Living With Chronic Lyme


You are likely reading this because you are in the same boat as I am, living with chronic illness. Or maybe Perhaps you are reading this blog in support of someone who is living with chronic illness.


This journey is difficult. There are many feelings that one goes through when they are struggling. Anger, sadness, depression, hopelessness, loneliness, and confusion are all common things to feel when you are chronically ill. Almost like the 7 stages of grief! 


So what do we do?


One of the first things that you can do is accept your diagnosis. In some cases, it is a blessing to have a diagnosis and easy to accept as many having been searching for answers for YEARS! 


Accepting reality is very important as it will give you the drive to begin to heal. Many things can change in your life, such as mobility, financial situations, and relationships between family members, your spouse, and your friends. Some of these changes can be significant and extremely stressful, but you can only control you. There is no way to control other people’s feelings, things people say or do, or several other aspects in your life. Accepting is realizing that these things can happen as unfortunate as it is. 


Don’t make yourself the victim. Be strong, see yourself as strong. It is all how you look at the world. It is scientifically proven those with a positive attitude have a better rate success in healing. It can also push people away. Everyone has a bad day and we are entitled to share our feelings, but sharing and constant complaining are two entirely different things. It is entirely normal to be sad, but never give yourself that “label”. Read my article on positivity for more information:


It is common to feel a sense of loneliness and isolation when you are suffering from a chronic illness. It has happened to me. You seem to feel like life passes you by and miss visiting with people, going to dinner, whatever you use to enjoy. People might not stop by as you thought they would have since you are too sick to go visit them. Fill the void. You can in fact learn to love time alone. Learn a new hobby. Writing has become my therapy! Dive into a new book or watch a funny movie. Enjoy the scenery even if you can only look through a window. Talk to someone if needed, and a great tool that I have found is online support groups, as sometimes it is easier to talk to a stranger, or talk to someone in a similar situation in order to feel comfortable or have someone who can relate to you. 

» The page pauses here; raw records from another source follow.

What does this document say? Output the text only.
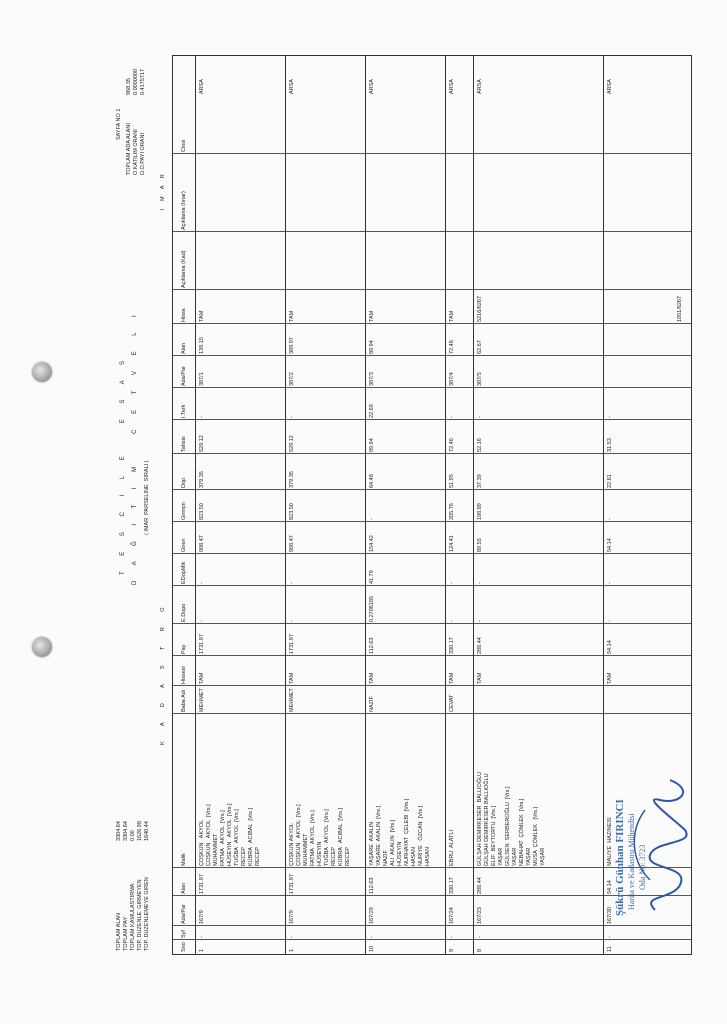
TOPLAM ALAN
3304.64
TOPLAM PAY
3304.64
TOPLAM KAMULASTIRMA
0.00
TOP. DUZENLE. GIRMEYEN
1626.98
TOP. DUZENLEMEYE GIREN
1640.44
T E S C I L E   E S A S D A Ğ I T I M   C E T V E L I ( IMAR  PARSELINE  SIRALI )
SAYFA NO 1 TOPLAM ADA ALANI
968.35
O.KATILIM ORANI
0.0000000
D.O.PAYI ORANI
0.4175717
K A D A S T R O
I M A R
Sno
Syf
Ada/Par
Alan
Malik
Baba Adı
Hissesi
Pay
E.Dopo
EDopMik
Giren
Girmyn
Dop
Tahsis
I.Terk
Ada/Par
Alan
Hisse
Açıklama (Kad)
Açıklama (Imar)
Cinsi
1
-
167/9
1731.97
ÇOŞKUN   AKYOL ÇOŞKUN   AKYOL  [Vrs.] MUHAMMET FATMA   AKYOL  [Vrs.] HÜSEYIN   AKYOL  [Vrs.] TUĞBA   AKYOL  [Vrs.] RECEP KÜBRA   ACIBAL  [Vrs.] RECEP
MEHMET
TAM
1731.97
-
-
908.47
823.50
379.35
529.12
-
387/1
139.15
TAM
ARSA
1
-
167/9
1731.97
ÇOŞKUN AKYOL ÇOŞKUN   AKYOL  [Vrs.] MUHAMMET FATMA   AKYOL  [Vrs.] HÜSEYIN TUĞBA   AKYOL  [Vrs.] RECEP KÜBRA   ACIBAL  [Vrs.] RECEP
MEHMET
TAM
1731.97
-
-
908.47
823.50
379.35
529.12
-
387/2
389.97
TAM
ARSA
10
-
167/29
112.63
YAŞARE  AKALIN YAŞARE  AKALIN  [Vrs.] NAZIF ALI  AKALIN  [Vrs.] HÜSEYIN NURHAYAT  ÇELEBI  [Vrs.] HASAN NURIYE   ÖZCAN  [Vrs.] HASAN
NAZIF
TAM
112.63
0.2706185
41.79
154.42
-
64.48
89.94
22.69
387/3
89.94
TAM
ARSA
9
-
167/24
330.17
EBRU  ALATLI
CEVAT
TAM
330.17
-
-
124.41
205.76
51.95
72.46
-
387/4
72.46
TAM
ARSA
8
-
167/23
288.44
GÜLŞAH DEMIRKESER  BALLIOĞLU GÜLŞAH DEMIRKESER BALLIOĞLU ELIF  BEYTORTU  [Vrs.] YAŞAR GÜLSEN  SERBEROĞLU  [Vrs.] YAŞAR NEBAHAT  ÇÖMLEK  [Vrs.] YAŞAR MUSA  ÇÖMLEK   [Vrs.] YAŞAR
TAM
288.44
-
-
89.55
198.89
37.39
52.16
-
387/5
62.67
5216/6267
ARSA
11
-
167/30
54.14
MALIYE  HAZINESI
TAM
54.14
-
-
54.14
-
22.61
31.53
-
1051/6267
ARSA
Şükrü Günhan FIRINCI Harita ve Kadastro Mühendisi Oda No: 3723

Coming back to things you can control, try to focus on these things. Focus on your diet, stopping drinking or smoking, things you can still do. It will be a mood booster for you when you feel like you have some control in your life even if it seems small. 


Look at the silver linings in life. Things could be absolutely terrible but there might be just one thing that is making you happy. Hold onto that and tight. 

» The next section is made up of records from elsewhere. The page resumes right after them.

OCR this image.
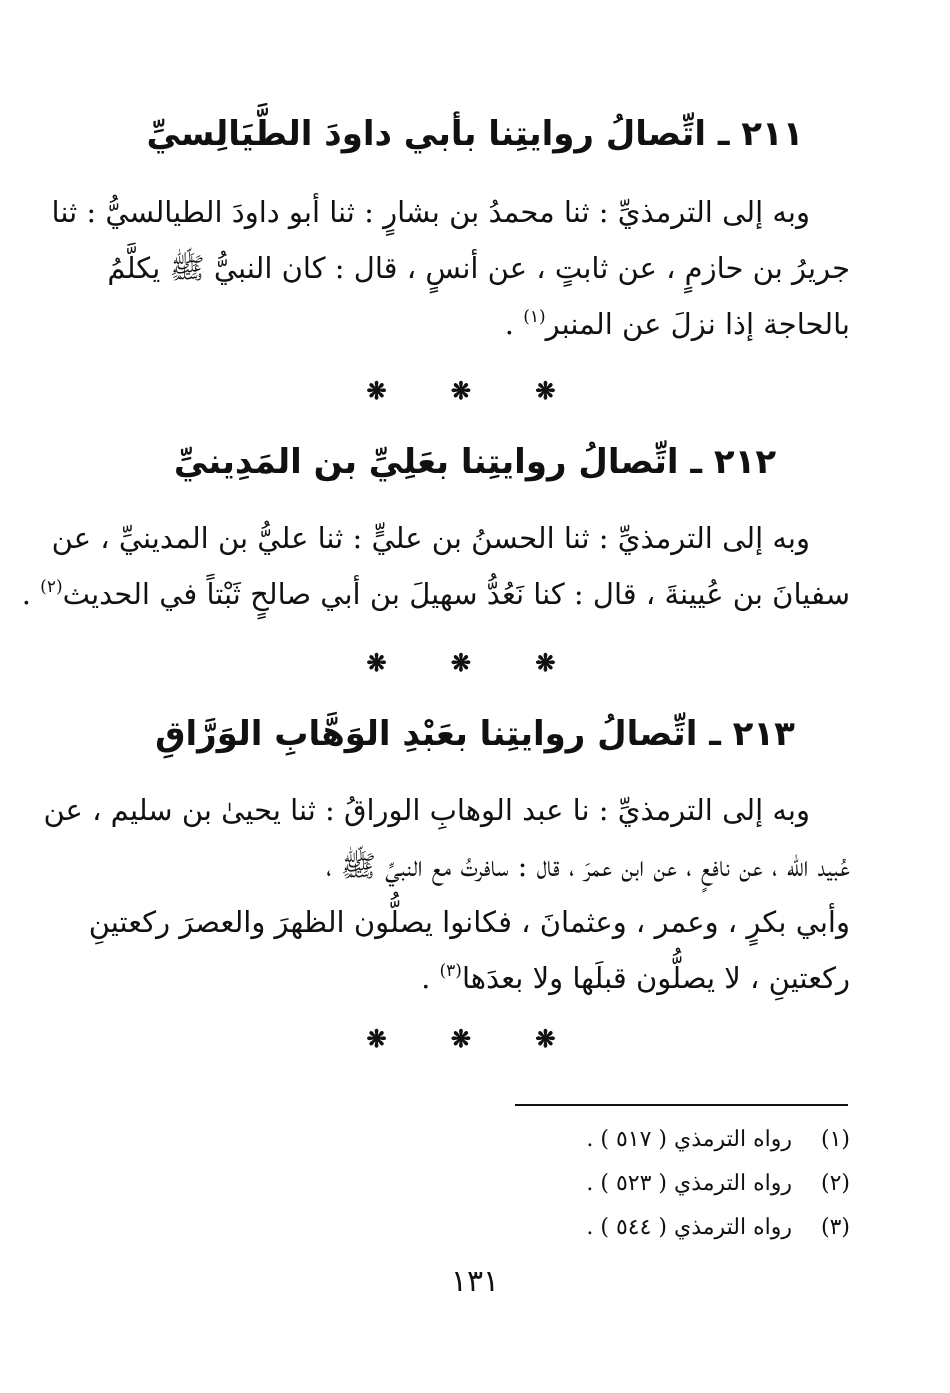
٢١١ ـ اتِّصالُ روايتِنا بأبي داودَ الطَّيَالِسيِّ
وبه إلى الترمذيِّ : ثنا محمدُ بن بشارٍ : ثنا أبو داودَ الطيالسيُّ : ثنا
جريرُ بن حازمٍ ، عن ثابتٍ ، عن أنسٍ ، قال : كان النبيُّ ﷺ يكلَّمُ
بالحاجة إذا نزلَ عن المنبر$^{(١)}$ .
❋ ❋ ❋
٢١٢ ـ اتِّصالُ روايتِنا بعَلِيِّ بن المَدِينيِّ
وبه إلى الترمذيِّ : ثنا الحسنُ بن عليٍّ : ثنا عليُّ بن المدينيِّ ، عن
سفيانَ بن عُيينةَ ، قال : كنا نَعُدُّ سهيلَ بن أبي صالحٍ ثَبْتاً في الحديث$^{(٢)}$ .
❋ ❋ ❋
٢١٣ ـ اتِّصالُ روايتِنا بعَبْدِ الوَهَّابِ الوَرَّاقِ
وبه إلى الترمذيِّ : نا عبد الوهابِ الوراقُ : ثنا يحيىٰ بن سليم ، عن
عُبيد الله ، عن نافعٍ ، عن ابن عمرَ ، قال : سافرتُ مع النبيِّ ﷺ ،
وأبي بكرٍ ، وعمر ، وعثمانَ ، فكانوا يصلُّون الظهرَ والعصرَ ركعتينِ
ركعتينِ ، لا يصلُّون قبلَها ولا بعدَها$^{(٣)}$ .
❋ ❋ ❋
(١)رواه الترمذي ( ٥١٧ ) .
(٢)رواه الترمذي ( ٥٢٣ ) .
(٣)رواه الترمذي ( ٥٤٤ ) .
١٣١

Set goals for yourself. Sometimes any improvements seem completely out of reach, but you CAN get better! Each milestone will be incredibly special when you reach it. I was in tears with happiness the first time I did a grocery shopping trip. I should note however, do not give yourself unrealistic expectations as you will set yourself up for disappointment. Know your limits. 


One of the biggest things that one can do is LEARN!!! This is so important. Learn about your illness, treatment plans, other important factors like treating your body as a whole. By doing this, you are giving yourself the power to be your own advocate. Do not rely on everything a doctor tells you as correct, and having the information gives you the ability to question them if you have thoughts or concerns. Having the knowledge gives you the ability to trust your instincts and do what is right for you. 


Learning helps you educate others about your disease. There will be a lot of people who disagree, but there will also be people in your life that do want to learn about your illness too. Educating yourself helps with your treatment, but educating others can lead to prevention.


Realize that right now sucks and can feel hopeless, but things will get better when you find a treatment plan that works for you. Remember, there is no set cure for Lyme disease. If there was, none of us would be sick. Best wishes to you all and happy healing. 🙂 xo


5 thoughts on “Living With Chronic Lyme

  1. You always have the right words to encourage us to fight. Wanted to tell you I have same gyn issues. I am on bio identical progesterone seems to help. Thank you for your wonderful sense of humor. My journey started a year ago I believe I had lyme my entire life. I am 42 with 4 children I passed lyme to. I hope someone finds a cure. Wish you lots of wonderful days.

      • Just diagnosed with Lymes last week and I have a 5 month old baby and a 2 1/2 year old. I assume I should get them tested too? If they have lymes I assume they’ll be put on an antibiotic? I’m such a mess over this and I’ve found that the antibiotic has brought on all of my symptoms at once unless it’s the stress that I’m under.

      • I would definitely discuss with a Lyme literate doctor. Some doctors won’t worry about it if your child is not symptomatic. Definitely talk to an LLMD with pediatric knowledge.